Publication ,  Journal Article
Butler, RM; Hager, C; Pfister, HD; Liga, G; Alvarado, A
Published in: Journal of Lightwave Technology
February 15, 2021

In this article, we propose a model-based machine-learning approach for dual-polarization systems by parameterizing the split-step Fourier method for the Manakov-PMD equation. The resulting method combines hardware-friendly time-domain nonlinearity mitigation via the recently proposed learned digital backpropagation (LDBP) with distributed compensation of polarization-mode dispersion (PMD). We refer to the resulting approach as LDBP-PMD. We train LDBP-PMD on multiple PMD realizations and show that it converges within 1% of its peak dB performance after 428 training iterations on average, yielding a peak effective signal-to-noise ratio of only 0.30 dB below the PMD-free case.
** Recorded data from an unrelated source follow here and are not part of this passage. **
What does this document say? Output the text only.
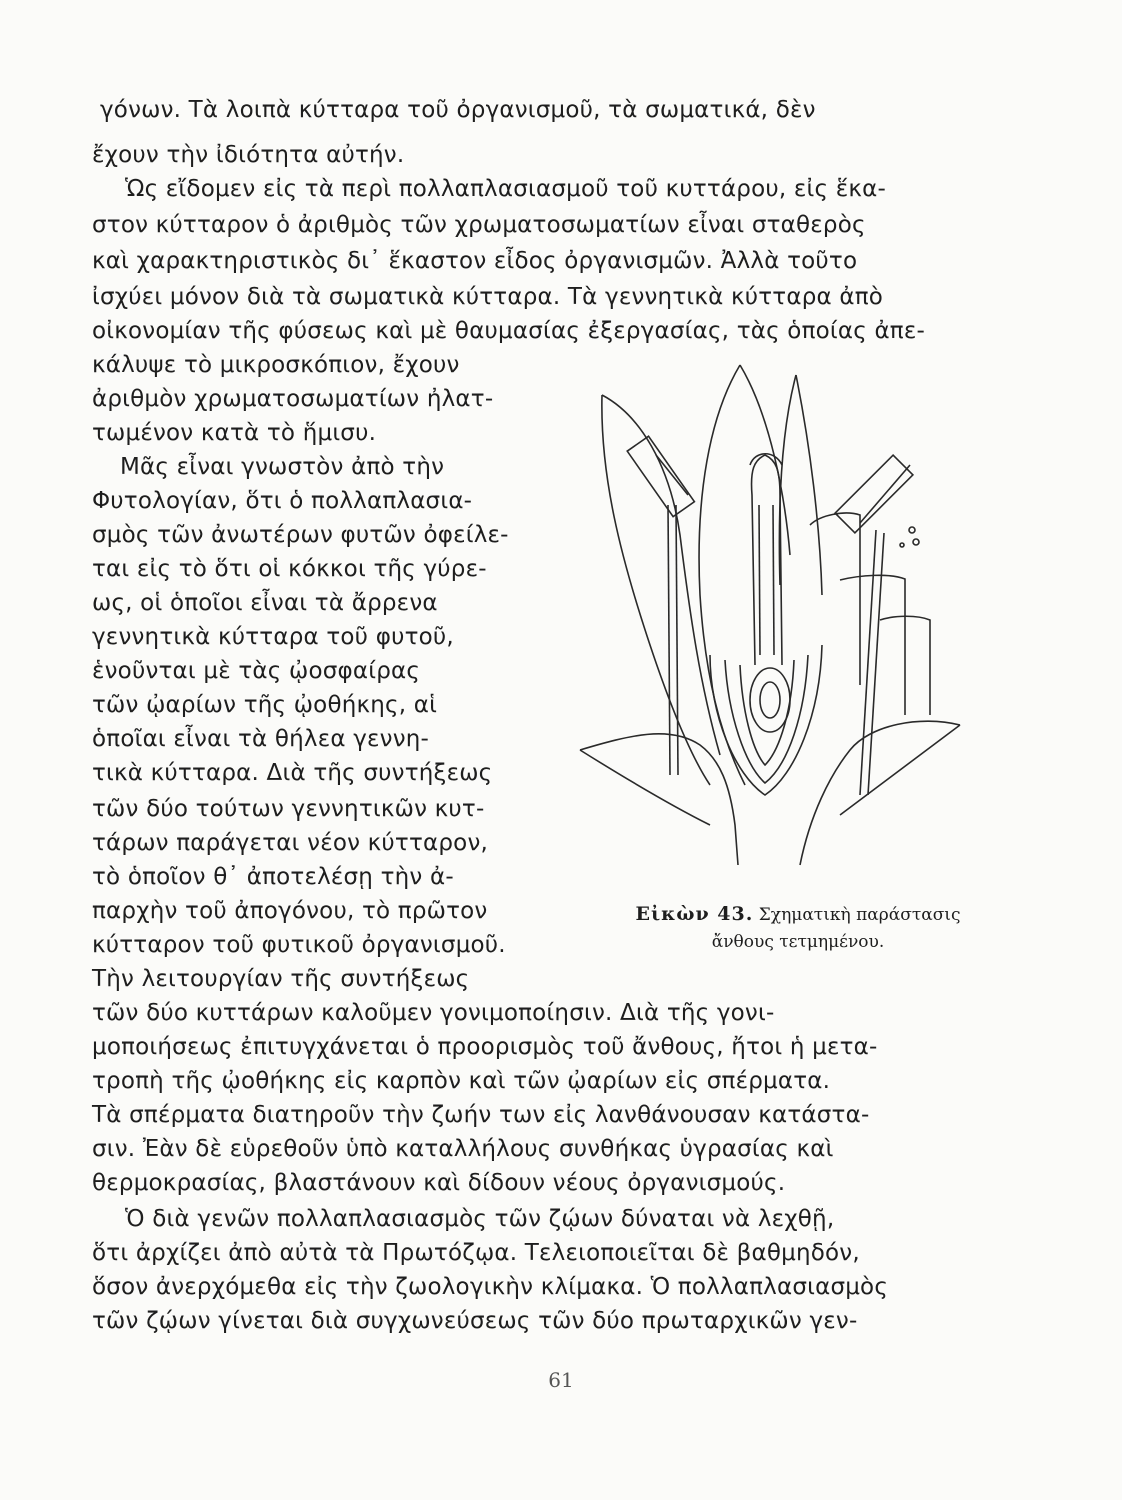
γόνων. Τὰ λοιπὰ κύτταρα τοῦ ὀργανισμοῦ, τὰ σωματικά, δὲν
ἔχουν τὴν ἰδιότητα αὐτήν.
Ὡς εἴδομεν εἰς τὰ περὶ πολλαπλασιασμοῦ τοῦ κυττάρου, εἰς ἕκα-
στον κύτταρον ὁ ἀριθμὸς τῶν χρωματοσωματίων εἶναι σταθερὸς
καὶ χαρακτηριστικὸς δι᾽ ἕκαστον εἶδος ὀργανισμῶν. Ἀλλὰ τοῦτο
ἰσχύει μόνον διὰ τὰ σωματικὰ κύτταρα. Τὰ γεννητικὰ κύτταρα ἀπὸ
οἰκονομίαν τῆς φύσεως καὶ μὲ θαυμασίας ἐξεργασίας, τὰς ὁποίας ἀπε-
κάλυψε τὸ μικροσκόπιον, ἔχουν
ἀριθμὸν χρωματοσωματίων ἠλατ-
τωμένον κατὰ τὸ ἥμισυ.
Μᾶς εἶναι γνωστὸν ἀπὸ τὴν
Φυτολογίαν, ὅτι ὁ πολλαπλασια-
σμὸς τῶν ἀνωτέρων φυτῶν ὀφείλε-
ται εἰς τὸ ὅτι οἱ κόκκοι τῆς γύρε-
ως, οἱ ὁποῖοι εἶναι τὰ ἄρρενα
γεννητικὰ κύτταρα τοῦ φυτοῦ,
ἑνοῦνται μὲ τὰς ᾠοσφαίρας
τῶν ᾠαρίων τῆς ᾠοθήκης, αἱ
ὁποῖαι εἶναι τὰ θήλεα γεννη-
τικὰ κύτταρα. Διὰ τῆς συντήξεως
τῶν δύο τούτων γεννητικῶν κυτ-
τάρων παράγεται νέον κύτταρον,
τὸ ὁποῖον θ᾽ ἀποτελέσῃ τὴν ἀ-
παρχὴν τοῦ ἀπογόνου, τὸ πρῶτον
κύτταρον τοῦ φυτικοῦ ὀργανισμοῦ.
Τὴν λειτουργίαν τῆς συντήξεως
τῶν δύο κυττάρων καλοῦμεν γονιμοποίησιν. Διὰ τῆς γονι-
μοποιήσεως ἐπιτυγχάνεται ὁ προορισμὸς τοῦ ἄνθους, ἤτοι ἡ μετα-
τροπὴ τῆς ᾠοθήκης εἰς καρπὸν καὶ τῶν ᾠαρίων εἰς σπέρματα.
Τὰ σπέρματα διατηροῦν τὴν ζωήν των εἰς λανθάνουσαν κατάστα-
σιν. Ἐὰν δὲ εὑρεθοῦν ὑπὸ καταλλήλους συνθήκας ὑγρασίας καὶ
θερμοκρασίας, βλαστάνουν καὶ δίδουν νέους ὀργανισμούς.
Ὁ διὰ γενῶν πολλαπλασιασμὸς τῶν ζῴων δύναται νὰ λεχθῇ,
ὅτι ἀρχίζει ἀπὸ αὐτὰ τὰ Πρωτόζῳα. Τελειοποιεῖται δὲ βαθμηδόν,
ὅσον ἀνερχόμεθα εἰς τὴν ζωολογικὴν κλίμακα. Ὁ πολλαπλασιασμὸς
τῶν ζῴων γίνεται διὰ συγχωνεύσεως τῶν δύο πρωταρχικῶν γεν-
Εἰκὼν 43. Σχηματικὴ παράστασις
ἄνθους τετμημένου.
61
Similar to state-of-the-art lumped PMD compensation algorithms in practical systems, our approach does not assume any knowledge about the particular PMD realization along the link, nor any knowledge about the total accumulated PMD. This is a significant improvement compared to prior work on distributed PMD compensation, where knowledge about the accumulated PMD is typically assumed. We also compare different parameterization choices in terms of performance, complexity, and convergence behavior. Lastly, we demonstrate that the learned models can be successfully retrained after an abrupt change of the PMD realization along the fiber.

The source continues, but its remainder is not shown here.